The way she holds herself indicates she is used to this behavior.
They always are. Embarrassed and frazzled but with no way to control him.
He holds the control, and she is effectively trapped until she finds an escape—or someone offers her one.
“There always has to be some asshole,” Walker comments quietly.
He looks as annoyed as I feel, though I am not showing it as perceptibly.
“I tried telling myself that if Curtis had acted like that, I never would have fallen for him. But the truth is, he did act like that, it was just subtle until, well, until it wasn’t.
” When our gazes meet, his eyes widen like he’s surprised he said all that.
“I’m familiar with the progression,” I say.
I can tell Walker wants to press for elaboration or maybe divulge more about his ex, but he shakes his head. “We don’t have to talk about him. It’s like a huge faux pas on a first date, right?”
“The only faux pas would be if I declined to listen when you need someone to hear you.” I reach across the table, inviting him to take my hand. “Go ahead. If you want to talk about it, that is. If so, how did you two meet?”
Seeing Walker relaxing again almost keeps my attention solely on him, but although I do listen as he speaks, in my periphery I watch the couple.
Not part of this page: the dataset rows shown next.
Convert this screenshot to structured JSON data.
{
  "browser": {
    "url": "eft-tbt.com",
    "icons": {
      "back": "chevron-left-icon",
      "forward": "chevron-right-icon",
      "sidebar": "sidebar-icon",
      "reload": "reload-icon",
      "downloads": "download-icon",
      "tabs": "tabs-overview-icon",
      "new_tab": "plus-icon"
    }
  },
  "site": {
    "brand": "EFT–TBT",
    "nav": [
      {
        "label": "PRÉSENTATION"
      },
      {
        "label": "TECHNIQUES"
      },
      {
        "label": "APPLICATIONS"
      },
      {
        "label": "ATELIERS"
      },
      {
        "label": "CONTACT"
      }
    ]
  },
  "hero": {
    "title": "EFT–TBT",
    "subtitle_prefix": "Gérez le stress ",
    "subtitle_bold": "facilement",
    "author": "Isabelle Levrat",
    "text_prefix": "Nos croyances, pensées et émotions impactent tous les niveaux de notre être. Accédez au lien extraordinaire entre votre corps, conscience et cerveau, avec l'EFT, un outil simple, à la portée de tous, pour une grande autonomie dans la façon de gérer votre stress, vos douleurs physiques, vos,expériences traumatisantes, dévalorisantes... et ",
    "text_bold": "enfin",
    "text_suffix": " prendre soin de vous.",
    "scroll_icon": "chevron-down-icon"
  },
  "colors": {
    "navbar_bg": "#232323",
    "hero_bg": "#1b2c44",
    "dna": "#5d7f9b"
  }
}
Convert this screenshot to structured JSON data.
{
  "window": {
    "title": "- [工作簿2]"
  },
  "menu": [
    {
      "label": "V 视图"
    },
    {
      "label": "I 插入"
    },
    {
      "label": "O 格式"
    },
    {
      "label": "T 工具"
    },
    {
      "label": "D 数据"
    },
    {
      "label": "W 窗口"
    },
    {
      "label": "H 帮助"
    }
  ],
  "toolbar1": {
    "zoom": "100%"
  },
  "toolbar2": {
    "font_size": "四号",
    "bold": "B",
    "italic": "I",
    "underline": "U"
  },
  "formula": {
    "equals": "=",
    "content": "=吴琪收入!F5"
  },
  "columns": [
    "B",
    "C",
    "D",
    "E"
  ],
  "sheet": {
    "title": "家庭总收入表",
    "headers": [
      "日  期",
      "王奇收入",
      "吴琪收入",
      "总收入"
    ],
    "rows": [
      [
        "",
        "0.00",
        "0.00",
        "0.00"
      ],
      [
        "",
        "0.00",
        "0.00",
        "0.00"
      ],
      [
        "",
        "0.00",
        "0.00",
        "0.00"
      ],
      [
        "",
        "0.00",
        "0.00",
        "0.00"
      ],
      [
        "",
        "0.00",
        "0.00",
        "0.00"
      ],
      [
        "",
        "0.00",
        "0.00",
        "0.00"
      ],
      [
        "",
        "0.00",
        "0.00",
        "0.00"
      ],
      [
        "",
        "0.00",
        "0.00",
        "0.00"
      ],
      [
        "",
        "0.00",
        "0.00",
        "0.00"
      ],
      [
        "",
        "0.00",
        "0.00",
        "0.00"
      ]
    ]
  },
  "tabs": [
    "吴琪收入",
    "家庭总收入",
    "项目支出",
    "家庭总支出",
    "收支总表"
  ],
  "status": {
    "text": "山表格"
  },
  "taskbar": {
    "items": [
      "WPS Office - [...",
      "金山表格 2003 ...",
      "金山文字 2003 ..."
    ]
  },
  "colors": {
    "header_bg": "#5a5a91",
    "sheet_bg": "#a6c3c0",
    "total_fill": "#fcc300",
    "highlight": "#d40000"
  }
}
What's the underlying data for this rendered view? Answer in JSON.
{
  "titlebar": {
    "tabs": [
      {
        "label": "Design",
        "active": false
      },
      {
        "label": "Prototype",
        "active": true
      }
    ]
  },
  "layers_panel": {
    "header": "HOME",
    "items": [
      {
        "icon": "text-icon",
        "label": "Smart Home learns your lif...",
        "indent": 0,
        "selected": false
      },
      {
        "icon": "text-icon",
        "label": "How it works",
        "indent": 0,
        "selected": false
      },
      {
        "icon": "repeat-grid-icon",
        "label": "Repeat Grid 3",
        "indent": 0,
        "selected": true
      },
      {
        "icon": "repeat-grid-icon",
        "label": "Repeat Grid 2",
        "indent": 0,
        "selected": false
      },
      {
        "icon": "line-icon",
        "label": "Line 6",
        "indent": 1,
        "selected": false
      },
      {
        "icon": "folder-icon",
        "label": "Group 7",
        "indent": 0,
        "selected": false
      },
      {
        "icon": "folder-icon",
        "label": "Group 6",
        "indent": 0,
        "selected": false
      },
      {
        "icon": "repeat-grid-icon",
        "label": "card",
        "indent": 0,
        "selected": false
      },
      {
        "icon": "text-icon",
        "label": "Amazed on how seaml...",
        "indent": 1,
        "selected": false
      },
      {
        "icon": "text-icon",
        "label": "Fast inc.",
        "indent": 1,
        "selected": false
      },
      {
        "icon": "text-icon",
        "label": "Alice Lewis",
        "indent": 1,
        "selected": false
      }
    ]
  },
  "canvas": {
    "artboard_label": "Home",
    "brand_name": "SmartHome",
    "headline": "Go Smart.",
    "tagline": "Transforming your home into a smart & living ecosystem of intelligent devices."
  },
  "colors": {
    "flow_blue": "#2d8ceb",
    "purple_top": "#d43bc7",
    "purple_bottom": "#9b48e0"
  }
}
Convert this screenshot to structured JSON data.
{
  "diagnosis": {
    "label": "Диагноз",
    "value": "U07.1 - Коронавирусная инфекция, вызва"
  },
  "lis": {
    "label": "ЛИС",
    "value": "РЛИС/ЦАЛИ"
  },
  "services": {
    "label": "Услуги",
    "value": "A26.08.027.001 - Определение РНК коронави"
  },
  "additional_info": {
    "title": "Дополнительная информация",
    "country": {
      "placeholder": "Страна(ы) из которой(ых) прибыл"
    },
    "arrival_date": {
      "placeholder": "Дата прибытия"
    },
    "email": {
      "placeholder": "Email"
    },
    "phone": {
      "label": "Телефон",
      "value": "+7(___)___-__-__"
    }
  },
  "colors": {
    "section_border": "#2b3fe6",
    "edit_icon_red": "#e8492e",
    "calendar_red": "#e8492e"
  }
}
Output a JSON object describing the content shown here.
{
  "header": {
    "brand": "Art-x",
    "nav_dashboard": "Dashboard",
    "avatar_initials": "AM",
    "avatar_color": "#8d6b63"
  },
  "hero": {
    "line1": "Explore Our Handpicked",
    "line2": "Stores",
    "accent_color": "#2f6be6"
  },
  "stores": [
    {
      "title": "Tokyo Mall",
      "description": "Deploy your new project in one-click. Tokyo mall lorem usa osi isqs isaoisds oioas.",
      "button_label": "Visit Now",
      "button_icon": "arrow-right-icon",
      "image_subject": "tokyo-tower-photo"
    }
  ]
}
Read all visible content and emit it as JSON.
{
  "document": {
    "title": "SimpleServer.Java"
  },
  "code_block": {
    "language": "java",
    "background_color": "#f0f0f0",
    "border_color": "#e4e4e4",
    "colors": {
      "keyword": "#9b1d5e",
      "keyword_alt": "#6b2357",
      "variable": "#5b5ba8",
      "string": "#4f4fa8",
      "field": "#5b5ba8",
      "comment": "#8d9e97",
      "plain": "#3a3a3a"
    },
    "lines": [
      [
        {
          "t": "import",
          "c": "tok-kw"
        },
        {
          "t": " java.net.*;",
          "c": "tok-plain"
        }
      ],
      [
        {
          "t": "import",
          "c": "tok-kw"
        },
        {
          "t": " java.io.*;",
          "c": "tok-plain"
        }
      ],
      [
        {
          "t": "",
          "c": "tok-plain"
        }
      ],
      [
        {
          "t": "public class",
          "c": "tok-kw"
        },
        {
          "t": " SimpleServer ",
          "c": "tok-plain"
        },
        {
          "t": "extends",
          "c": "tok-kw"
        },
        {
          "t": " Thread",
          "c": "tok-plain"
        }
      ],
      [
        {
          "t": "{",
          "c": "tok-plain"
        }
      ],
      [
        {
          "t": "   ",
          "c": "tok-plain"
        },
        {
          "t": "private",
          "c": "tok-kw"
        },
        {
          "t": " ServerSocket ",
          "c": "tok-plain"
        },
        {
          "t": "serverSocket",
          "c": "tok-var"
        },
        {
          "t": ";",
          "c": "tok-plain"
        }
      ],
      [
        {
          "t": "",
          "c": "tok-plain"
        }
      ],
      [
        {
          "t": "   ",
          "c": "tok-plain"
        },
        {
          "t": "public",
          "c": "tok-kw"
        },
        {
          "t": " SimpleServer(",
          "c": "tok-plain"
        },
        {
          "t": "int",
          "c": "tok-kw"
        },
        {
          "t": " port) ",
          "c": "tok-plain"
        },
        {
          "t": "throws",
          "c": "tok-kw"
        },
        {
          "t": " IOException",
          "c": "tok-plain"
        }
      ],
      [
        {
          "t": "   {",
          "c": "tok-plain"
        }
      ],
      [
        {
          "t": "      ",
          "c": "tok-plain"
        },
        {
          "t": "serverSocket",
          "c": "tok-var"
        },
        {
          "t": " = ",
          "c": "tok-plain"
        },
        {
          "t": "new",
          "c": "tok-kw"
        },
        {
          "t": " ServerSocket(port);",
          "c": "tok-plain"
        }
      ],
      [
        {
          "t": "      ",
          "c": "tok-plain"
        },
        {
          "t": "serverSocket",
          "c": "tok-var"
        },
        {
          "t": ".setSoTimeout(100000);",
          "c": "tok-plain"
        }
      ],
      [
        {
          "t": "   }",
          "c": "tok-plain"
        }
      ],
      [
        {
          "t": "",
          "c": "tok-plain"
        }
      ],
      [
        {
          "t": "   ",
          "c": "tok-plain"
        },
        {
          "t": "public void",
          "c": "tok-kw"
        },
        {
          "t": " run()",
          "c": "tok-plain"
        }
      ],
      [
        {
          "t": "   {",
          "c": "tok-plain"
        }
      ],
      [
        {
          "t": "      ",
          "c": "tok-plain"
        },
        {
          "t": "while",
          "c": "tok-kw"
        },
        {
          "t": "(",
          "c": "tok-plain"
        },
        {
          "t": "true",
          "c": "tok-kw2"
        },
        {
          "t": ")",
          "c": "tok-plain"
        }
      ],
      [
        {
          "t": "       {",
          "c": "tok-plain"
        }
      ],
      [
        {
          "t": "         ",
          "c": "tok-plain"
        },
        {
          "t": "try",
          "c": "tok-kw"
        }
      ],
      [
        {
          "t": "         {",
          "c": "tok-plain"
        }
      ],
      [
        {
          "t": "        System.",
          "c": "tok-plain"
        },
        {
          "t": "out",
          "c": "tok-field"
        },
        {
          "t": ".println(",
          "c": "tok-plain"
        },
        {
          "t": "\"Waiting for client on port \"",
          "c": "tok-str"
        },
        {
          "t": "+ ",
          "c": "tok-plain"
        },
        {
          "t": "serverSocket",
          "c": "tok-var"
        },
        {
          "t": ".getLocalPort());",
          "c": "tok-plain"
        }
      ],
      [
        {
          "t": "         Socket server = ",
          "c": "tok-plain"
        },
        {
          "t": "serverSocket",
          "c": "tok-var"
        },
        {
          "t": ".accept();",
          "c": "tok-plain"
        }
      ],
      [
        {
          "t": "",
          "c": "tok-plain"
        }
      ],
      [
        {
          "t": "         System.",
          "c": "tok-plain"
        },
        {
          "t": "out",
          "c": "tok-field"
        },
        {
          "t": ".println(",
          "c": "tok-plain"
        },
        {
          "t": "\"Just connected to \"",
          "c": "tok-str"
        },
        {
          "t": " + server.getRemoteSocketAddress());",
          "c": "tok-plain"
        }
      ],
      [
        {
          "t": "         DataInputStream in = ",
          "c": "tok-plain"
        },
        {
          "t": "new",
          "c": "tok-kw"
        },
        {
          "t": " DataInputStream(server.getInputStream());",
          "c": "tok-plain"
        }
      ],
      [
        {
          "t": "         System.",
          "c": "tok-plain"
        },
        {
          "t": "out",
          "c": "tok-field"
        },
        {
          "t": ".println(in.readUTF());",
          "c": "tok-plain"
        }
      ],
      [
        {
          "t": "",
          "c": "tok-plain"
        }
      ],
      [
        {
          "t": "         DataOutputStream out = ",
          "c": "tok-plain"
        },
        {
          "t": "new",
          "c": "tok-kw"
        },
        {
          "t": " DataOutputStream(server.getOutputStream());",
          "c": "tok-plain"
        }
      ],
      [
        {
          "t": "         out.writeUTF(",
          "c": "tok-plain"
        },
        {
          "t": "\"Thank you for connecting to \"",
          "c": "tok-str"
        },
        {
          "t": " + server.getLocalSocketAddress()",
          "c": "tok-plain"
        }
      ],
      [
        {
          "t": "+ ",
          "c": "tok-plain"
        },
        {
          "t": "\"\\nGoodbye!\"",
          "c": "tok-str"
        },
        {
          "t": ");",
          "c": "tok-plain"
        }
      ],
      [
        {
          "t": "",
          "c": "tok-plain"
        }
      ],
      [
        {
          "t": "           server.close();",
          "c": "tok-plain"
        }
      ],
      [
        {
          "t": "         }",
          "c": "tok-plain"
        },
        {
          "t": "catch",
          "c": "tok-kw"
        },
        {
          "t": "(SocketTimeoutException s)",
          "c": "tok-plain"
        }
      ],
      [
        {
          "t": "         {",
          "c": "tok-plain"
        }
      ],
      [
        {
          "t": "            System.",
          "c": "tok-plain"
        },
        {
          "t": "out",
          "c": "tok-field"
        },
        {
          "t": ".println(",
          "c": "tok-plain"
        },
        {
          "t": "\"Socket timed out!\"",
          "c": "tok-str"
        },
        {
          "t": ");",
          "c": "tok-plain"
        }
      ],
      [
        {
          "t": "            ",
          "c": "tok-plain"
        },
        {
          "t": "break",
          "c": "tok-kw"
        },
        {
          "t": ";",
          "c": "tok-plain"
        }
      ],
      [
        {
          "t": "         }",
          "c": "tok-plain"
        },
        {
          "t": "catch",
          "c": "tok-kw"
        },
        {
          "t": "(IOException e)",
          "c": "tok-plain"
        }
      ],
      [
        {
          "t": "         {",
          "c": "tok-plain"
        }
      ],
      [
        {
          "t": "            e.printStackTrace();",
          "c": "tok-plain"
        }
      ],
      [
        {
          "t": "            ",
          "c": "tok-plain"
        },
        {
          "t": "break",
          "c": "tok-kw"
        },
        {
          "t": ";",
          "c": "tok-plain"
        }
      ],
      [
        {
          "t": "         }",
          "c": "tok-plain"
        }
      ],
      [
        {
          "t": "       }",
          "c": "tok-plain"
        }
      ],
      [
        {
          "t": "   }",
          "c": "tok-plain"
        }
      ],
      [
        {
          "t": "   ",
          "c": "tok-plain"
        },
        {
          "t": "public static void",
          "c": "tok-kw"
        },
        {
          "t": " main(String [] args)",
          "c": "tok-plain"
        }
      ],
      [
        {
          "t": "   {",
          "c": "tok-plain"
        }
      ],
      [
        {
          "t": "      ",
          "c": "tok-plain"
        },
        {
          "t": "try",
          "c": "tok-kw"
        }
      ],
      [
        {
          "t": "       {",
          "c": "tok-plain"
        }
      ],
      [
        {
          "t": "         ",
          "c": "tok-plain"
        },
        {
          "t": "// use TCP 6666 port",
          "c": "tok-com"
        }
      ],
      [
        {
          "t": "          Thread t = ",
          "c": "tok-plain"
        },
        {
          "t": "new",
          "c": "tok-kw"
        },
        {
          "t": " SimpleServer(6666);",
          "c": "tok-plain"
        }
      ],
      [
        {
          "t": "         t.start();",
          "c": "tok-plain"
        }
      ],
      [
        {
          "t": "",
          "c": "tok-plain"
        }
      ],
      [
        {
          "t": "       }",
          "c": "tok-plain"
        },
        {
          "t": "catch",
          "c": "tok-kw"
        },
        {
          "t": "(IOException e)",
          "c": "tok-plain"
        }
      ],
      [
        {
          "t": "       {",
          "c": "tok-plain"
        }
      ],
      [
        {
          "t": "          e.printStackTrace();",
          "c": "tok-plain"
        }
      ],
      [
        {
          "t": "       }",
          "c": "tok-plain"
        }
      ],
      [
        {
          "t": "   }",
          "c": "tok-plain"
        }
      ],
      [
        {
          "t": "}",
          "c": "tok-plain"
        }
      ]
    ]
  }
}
“We met at this bar where a lot of residents go to blow off steam. I was being DD. Predictably. Curtis was DDing for coworkers too. We bonded over sodas. He’s a sales guy for this marketing firm, blah blah boring, but he is really good at it.
Driven. He had all this energy and charisma when we met.
” Walker may be talking about Curtis, but it’s my hand he's holding, thumb circling across the back of it.
The woman at the nearby table is trying to covertly get their waiter to bring the check with that cocktail refill.
“I guess I fell for what his clients fall for,” Walker goes on.
“Smoke and mirrors. We weren’t together long.
Less than three months? If you go by Curtis’s estimates, more like two weeks.
We rarely saw each other more than once a week during that time, which was unacceptable to him and apparently meant I don’t give a shit.
He missed the memo on doctor being part of my name. ”
“His loss.” I turn Walker’s hand, so my thumb strokes over his pulse point.
The man at the table has no shortage of insults to throw at the woman, while she is focused on navigating them through this without making a bigger scene.
“I can understand wanting to spend more time with you, but I also have an intimate knowledge of careers that don’t allow for much more than once a week visitations.
It’s not always ideal, but good relationships are about meeting in the middle, don’t you agree? ”
“Yeah.” Walker smiles and sips his drink as he relaxes again. “Definitely.”
“Anyone like that in your life? In the past?”